Он говорил ровным голосом, но глаза горели победным торжеством, пришедшие к власти имортисты не знают сложного механизма власти, дипломатии, межгосударственных отношений на высшем уровне. Мы для Волуева что-то вроде победившей партии большевиков, что ворвались в дом правительства, выгнали министров на фиг со словами: «Кончайте базарить, караул устал!», а теперь пытаемся сообразить, что же делать с захваченной такой огромной властью.

Вертинский опустил газету, на лице написано, что все понимает, сказал саркастически, в голосе звучала плохо скрытая угроза победителя:

– Демократическим, да не прежним. Сейчас даже не дерьмократия, а вообще сортир…

– Так и ответить? – спросил Волуев холодновато и таким ровным голосом, словно говорил робот последнего поколения.

Вертинский скривился:

– Надо бы. Но пока стоит просто поблагодарить за поздравления. Верно, Бравлин? Теми словами, которые приняты в этом старом веке.

– Который вы оставите, – сказал Волуев, – как бабочка оставляет высохшую шкуру куколки. Знаем-знаем, мы все читали вашу программу.

Вертинский усмехнулся с торжеством:

– Теперь понимаете, что читали недостаточно внимательно?

Я вздохнул, взглянул на часы.

– В котором часу заседание правительства?

Волуев сказал педантично:

– Правительства больше нет. Премьер-министр Медведев передал мне для вас просьбу об отставке.

– Почему не лично? – спросил я. – Ладно-ладно, я не говорил, что знаю все тонкости. Во всяком случае, придут все?

– Я оповестил всех, – уклончиво ответил Волуев, – кого вы внесли в список. А уж что решат для себя господа министры…

– Посмотрим, посмотрим, – ответил я с той же многозначительностью, хотя сердце упало.

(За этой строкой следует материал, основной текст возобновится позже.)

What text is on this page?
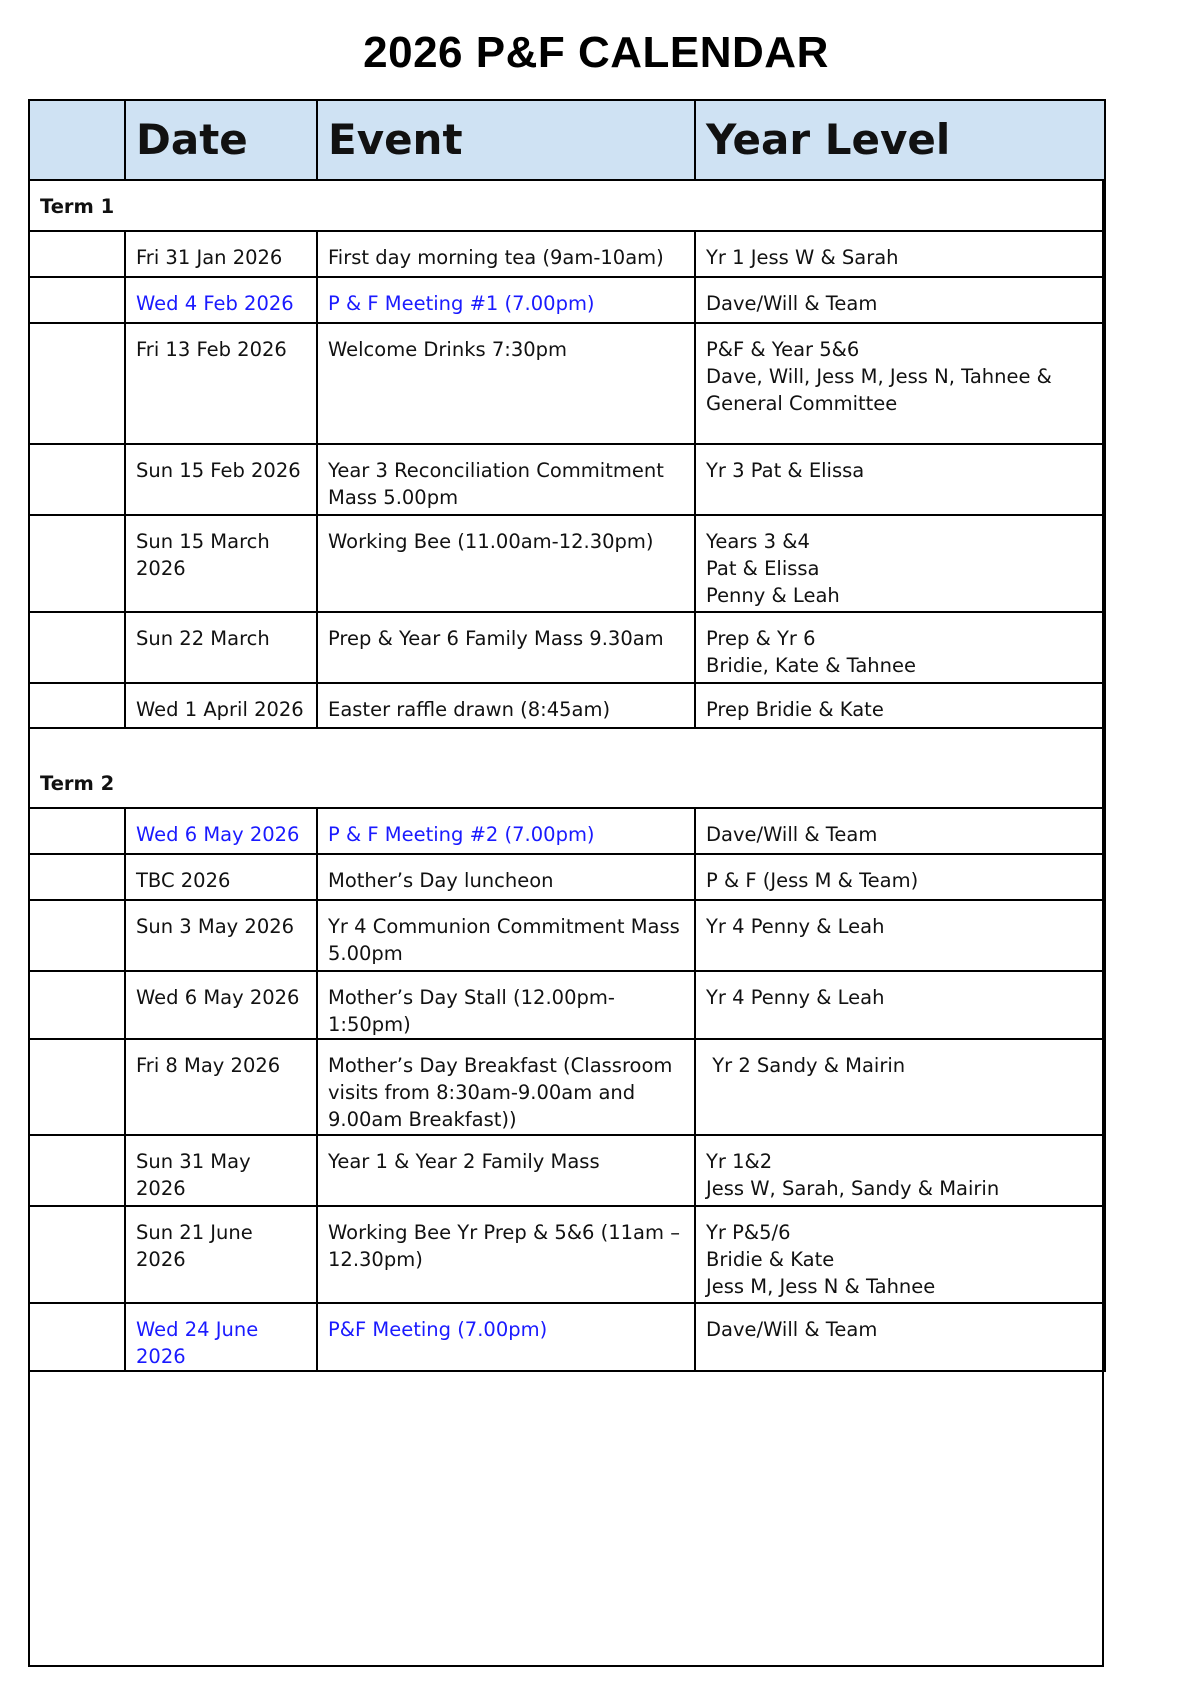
2026 P&F CALENDAR
	Date	Event	Year Level
Term 1			
	Fri 31 Jan 2026	First day morning tea (9am-10am)	Yr 1 Jess W & Sarah

	Wed 4 Feb 2026	P & F Meeting #1 (7.00pm)	Dave/Will & Team

	Fri 13 Feb 2026	Welcome Drinks 7:30pm	P&F & Year 5&6
Dave, Will, Jess M, Jess N, Tahnee & General Committee

	Sun 15 Feb 2026	Year 3 Reconciliation Commitment Mass 5.00pm	Yr 3 Pat & Elissa

	Sun 15 March 2026	Working Bee (11.00am-12.30pm)	Years 3 &4
Pat & Elissa
Penny & Leah

	Sun 22 March	Prep & Year 6 Family Mass 9.30am	Prep & Yr 6
Bridie, Kate & Tahnee

	Wed 1 April 2026	Easter raffle drawn (8:45am)	Prep Bridie & Kate

Term 2			
	Wed 6 May 2026	P & F Meeting #2 (7.00pm)	Dave/Will & Team

	TBC 2026	Mother’s Day luncheon	P & F (Jess M & Team)

	Sun 3 May 2026	Yr 4 Communion Commitment Mass 5.00pm	Yr 4 Penny & Leah

	Wed 6 May 2026	Mother’s Day Stall (12.00pm- 1:50pm)	Yr 4 Penny & Leah

	Fri 8 May 2026	Mother’s Day Breakfast (Classroom visits from 8:30am-9.00am and 9.00am Breakfast))	Yr 2 Sandy & Mairin

	Sun 31 May 2026	Year 1 & Year 2 Family Mass	Yr 1&2
Jess W, Sarah, Sandy & Mairin

	Sun 21 June 2026	Working Bee Yr Prep & 5&6 (11am – 12.30pm)	Yr P&5/6
Bridie & Kate
Jess M, Jess N & Tahnee

	Wed 24 June 2026	P&F Meeting (7.00pm)	Dave/Will & Team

Нужно бы, мелькнула трусливая мысль, конечно же, сперва провести встречу с силовыми министрами. Силовые и есть силовые, на силе вся цивилизация, все общество, даже если оно ах какое культурное, изысканное и даже русскоинтеллигентное. На силе или угрозе применения силы. От силовых министров в первую очередь зависит, удержусь у власти или же слечу вверх тормашками. Однако стратегически неверно встречаться с ними первыми. Оппозиция сразу заявит злорадно, что имортизм опирается на штыки, а это слишком пакостное обвинение. И хотя все на свете опирается на штыки, вон США любое свое решение продавливают только крылатыми ракетами или угрозой их применения, однако как-то сумели внушить одураченному миру, что их штыки – это не штыки вовсе, а вот в России все только штыки, хамство, грубость и полнейшая косорукость, из-за чего русским давно пора как-то исчезнуть, самоустраниться, перестать существовать, чтобы более цивилизованные народы заняли эту территорию…

Как же, сказал я зло, так вам мусульмане и дадут ее занять. Опасно мечтать так… незрело.

– А на завтра договоритесь с силовиками, – распорядился я.

Волуев вскинул брови, в запавших глазах мелькнули искорки.

– Не рано?

– Понимаю, – ответил я, – но часть реформ надо начинать с них.

– Хорошо, господин президент. Завтра в двенадцать вам будет удобно?

Я подумал, покачал головой:

– Лучше бы пораньше. Часов в девять. Они к этому времени проснутся?

Он кивнул, скрывая улыбку:

– Лишь бы вы проснулись, господин президент. Казидуб и Мазарин – жаворонки, а Ростоцкий приучил себя вставать рано.

– Прекрасно, – сказал я. – Тогда согласуйте с ними…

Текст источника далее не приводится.